I understand what happens, and also by-name parameters, but it is
still not clear why does the compiler choose to apply the implicit
conversion to the whole expression (putting it wholly into the by-name
param), versus generating code to evaluate the result of the
expression and putting only the result into the conversion. Maybe this
is something trivial, but still it would be nice if someone could
point it out exactly.

BR,
Robin

On máj. 24, 01:02, Ryan Hendrickson <Ryan.Hendrick...@bwater.com>
wrote:

[Ryan Hendrickson]

Ah, forgive me. In that case, the language you're looking for is in Section 7.3, in the list of the three situations in which views are applied:

2. In a selection e.m with e of type T , if the selector does not denote a member
of T. In this case, a view v is searched which is applicable to e and whose result
contains a member named m. The search proceeds as in the case of implicit
parameters, where the implicit scope is the one of T. If such a view is found,
the selection e.m is converted to v(e).m.

So the compiler can only generate something that is semantically equivalent to v(e).m, and as you've demonstrated, when by-name parameters are involved

val x = e
v(x).m

is not semantically equivalent to v(e).m.

[Som Snytt]

It's way past midnight here, so no good can come of this, but by 6.4 Designators:

For other expressions e, e.x is typed as if it was { val y = e; y.x }, for some fresh name y.

Immediately, this has consequences for how the prefix is typed:

The expected type of a designator’s prefix is always undefined.

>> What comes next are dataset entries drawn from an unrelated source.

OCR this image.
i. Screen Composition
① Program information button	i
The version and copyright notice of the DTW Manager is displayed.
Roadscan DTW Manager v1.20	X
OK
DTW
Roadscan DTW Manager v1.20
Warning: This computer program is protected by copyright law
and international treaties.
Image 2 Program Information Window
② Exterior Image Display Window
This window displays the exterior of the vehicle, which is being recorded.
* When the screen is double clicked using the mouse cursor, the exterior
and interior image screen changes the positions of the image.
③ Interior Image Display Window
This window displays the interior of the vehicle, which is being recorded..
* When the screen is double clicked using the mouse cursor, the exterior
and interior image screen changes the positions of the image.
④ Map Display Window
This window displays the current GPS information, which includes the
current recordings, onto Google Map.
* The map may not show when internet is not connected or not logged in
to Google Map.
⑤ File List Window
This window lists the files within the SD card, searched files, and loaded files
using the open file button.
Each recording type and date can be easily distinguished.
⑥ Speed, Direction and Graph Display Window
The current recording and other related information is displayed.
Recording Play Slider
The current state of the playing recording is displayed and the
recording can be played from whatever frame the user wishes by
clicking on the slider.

But that would also imply that the e in 7.3 is y from 6.4, and goes to the OP's intuition that the prefix should be evaluated before y is wrapped in a thunk for the implicit conversion v(y) for v(y).x  where v(=>Y).

[Ryan Hendrickson]

'Typed as if' != 'evaluated as if'. It seems to me that the language in 6.4 that you point out is just talking about how typing should proceed for e.x, but e.x can't be typed if x is not a member of the type of e. So the 7.3 rules translate the expression into one that can be typed, and then v(e).x is typed as if it were { val y = v(e); y.x } per the 6.4 rules. I'm not terribly confident I'm not missing some implication of the rest of the spec, though.